Jeong Jenny E, Qiu Peng
Electrical and Computer Engineering, Georgia Institute of Technology, Atlanta, 30332, GA, USA.
Biomedical Engineering, Georgia Institute of Technology and Emory University, Atlanta, 30332, GA, USA.
BMC Syst Biol. 2018 Nov 22;12(Suppl 6):103. doi: 10.1186/s12918-018-0622-6.
Ordinary differential equations (ODEs) are often used to understand biological processes. Since ODE-based models usually contain many unknown parameters, parameter estimation is an important step toward deeper understanding of the process. Parameter estimation is often formulated as a least squares optimization problem, where all experimental data points are considered as equally important. However, this equal-weight formulation ignores the possibility of existence of relative importance among different data points, and may lead to misleading parameter estimation results. Therefore, we propose to introduce weights to account for the relative importance of different data points when formulating the least squares optimization problem. Each weight is defined by the uncertainty of one data point given the other data points. If one data point can be accurately inferred given the other data, the uncertainty of this data point is low and the importance of this data point is low. Whereas, if inferring one data point from the other data is almost impossible, it contains a huge uncertainty and carries more information for estimating parameters.

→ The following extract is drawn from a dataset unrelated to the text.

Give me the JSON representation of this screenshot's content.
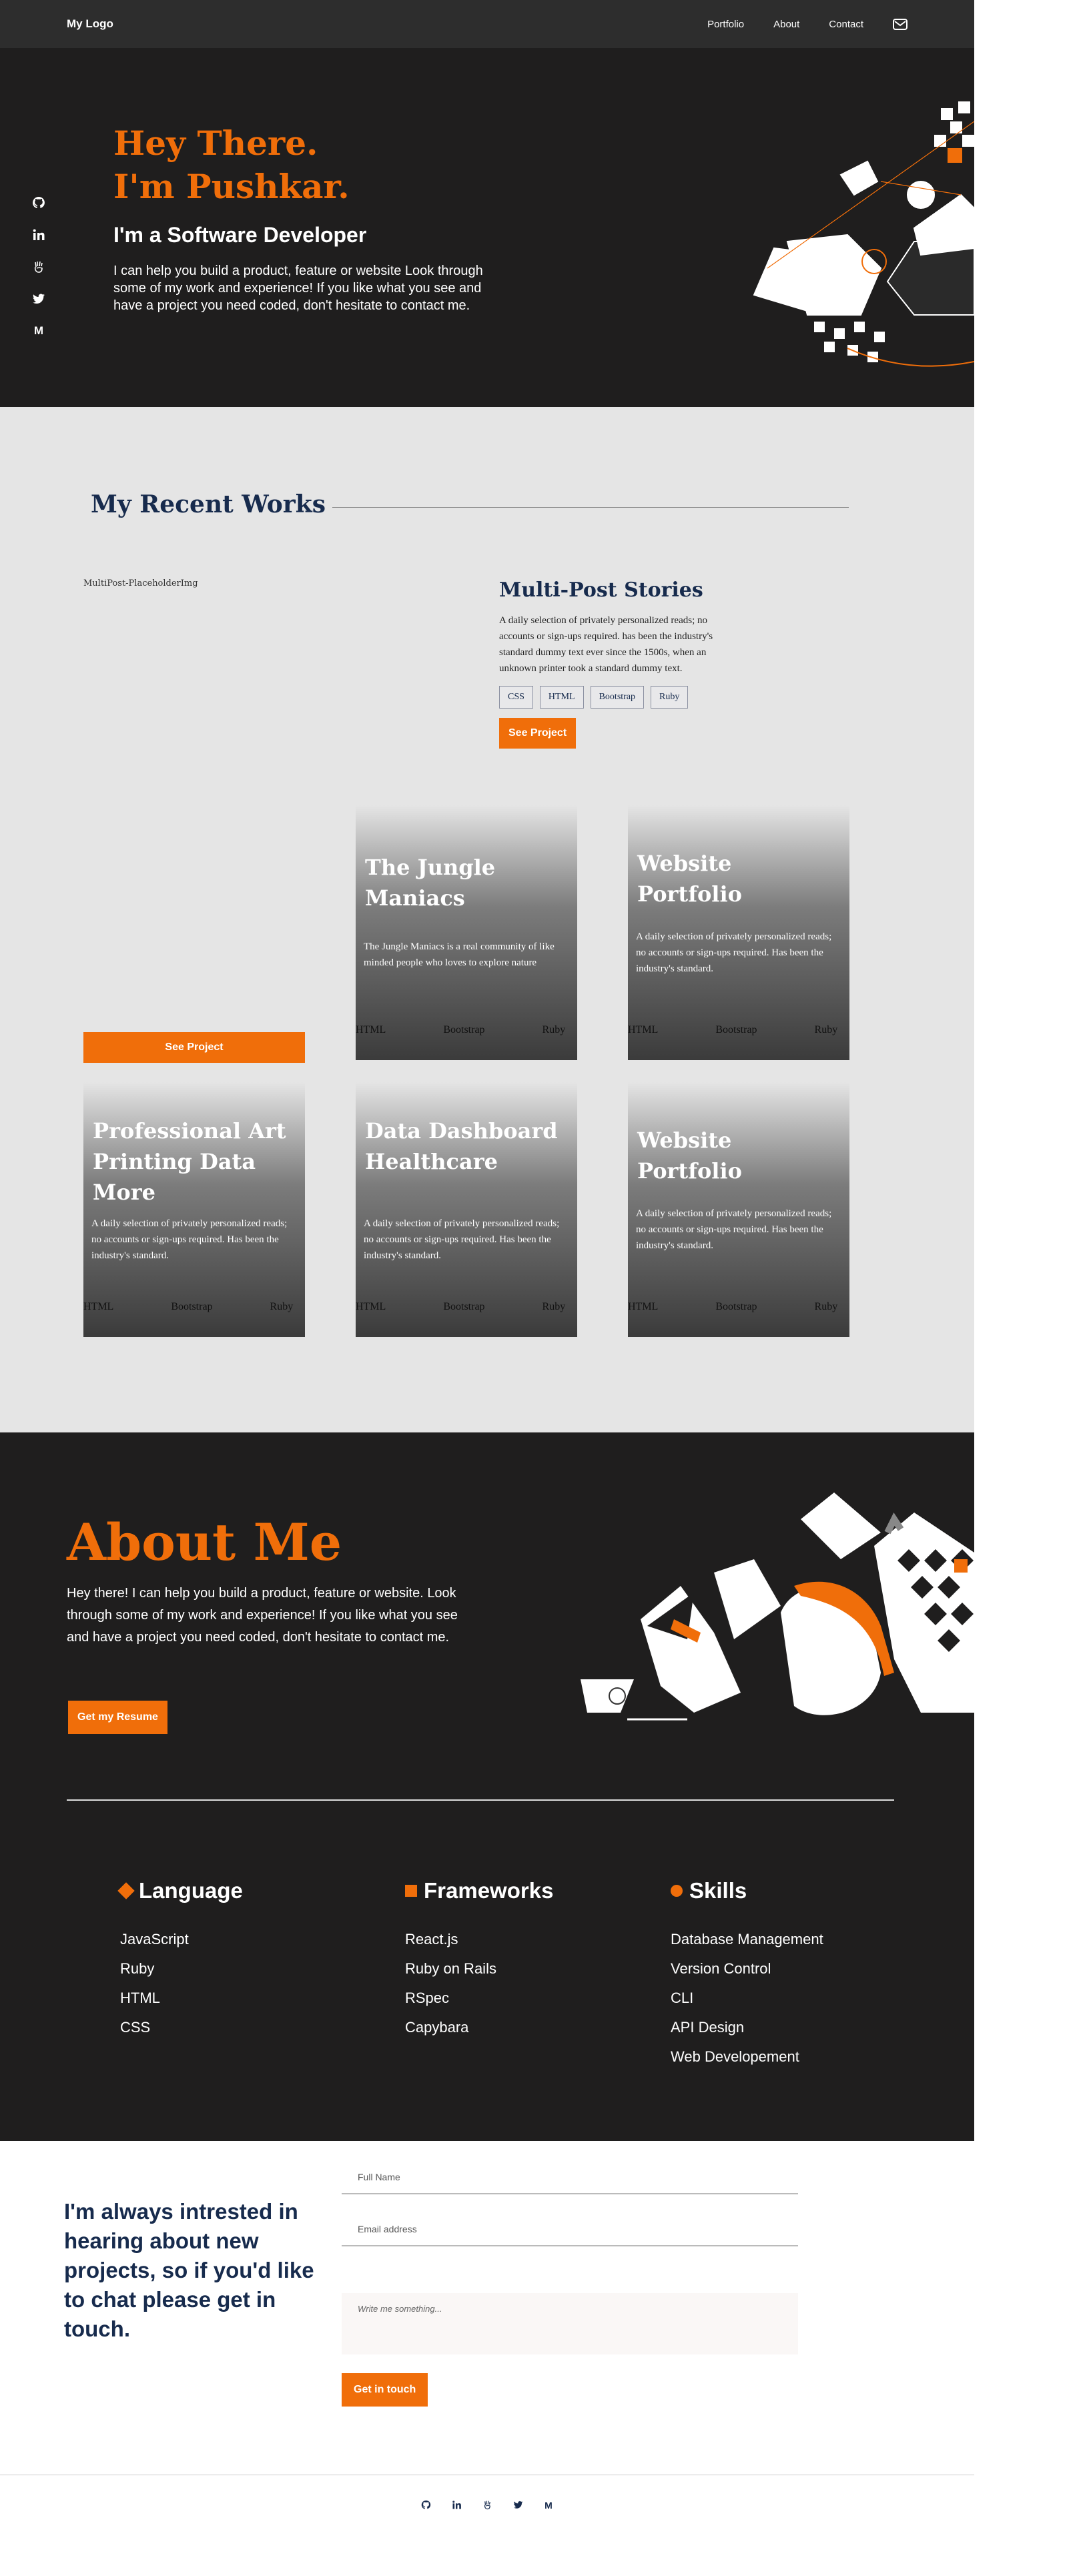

G1/S transition model with 6 parameters and 12 parameters, and MAPK module with 14 parameters were used to test the weighted formulation. In each case, evenly spaced experimental data points were used. Weights calculated in these models showed similar patterns: high weights for data points in dynamic regions and low weights for data points in flat regions. We developed a sampling algorithm to evaluate the weighted formulation, and demonstrated that the weighted formulation reduced the redundancy in the data. For G1/S transition model with 12 parameters, we examined unevenly spaced experimental data points, strategically sampled to have more measurement points where the weights were relatively high, and fewer measurement points where the weights were relatively low. This analysis showed that the proposed weights can be used for designing measurement time points.
Giving a different weight to each data point according to its relative importance compared to other data points is an effective method for improving robustness of parameter estimation by reducing the redundancy in the experimental data.
常微分方程(ODEs)常用于理解生物过程。由于基于ODE的模型通常包含许多未知参数,参数估计是深入理解该过程的重要一步。参数估计通常被表述为一个最小二乘优化问题,其中所有实验数据点都被视为同等重要。然而,这种等权重表述忽略了不同数据点之间存在相对重要性的可能性,可能会导致误导性的参数估计结果。因此,我们建议在制定最小二乘优化问题时引入权重,以考虑不同数据点的相对重要性。每个权重由一个数据点相对于其他数据点的不确定性定义。如果给定其他数据可以准确推断出一个数据点,那么这个数据点的不确定性就低,其重要性也低。相反,如果从其他数据推断出一个数据点几乎是不可能的,那么它就包含巨大的不确定性,并且在估计参数时携带更多信息。
使用具有6个参数和12个参数的G1/S转换模型以及具有14个参数的MAPK模块来测试加权表述。在每种情况下,都使用了等间距的实验数据点。这些模型中计算出的权重显示出相似的模式:动态区域中的数据点权重高,平坦区域中的数据点权重低。我们开发了一种采样算法来评估加权表述,并证明加权表述减少了数据中的冗余。对于具有12个参数的G1/S转换模型,我们检查了非等间距的实验数据点,进行了策略性采样,以便在权重相对较高的地方有更多测量点,而在权重相对较低的地方有较少测量点。该分析表明,所提出的权重可用于设计测量时间点。
根据每个数据点相对于其他数据点的相对重要性赋予不同的权重,是通过减少实验数据中的冗余来提高参数估计稳健性的有效方法。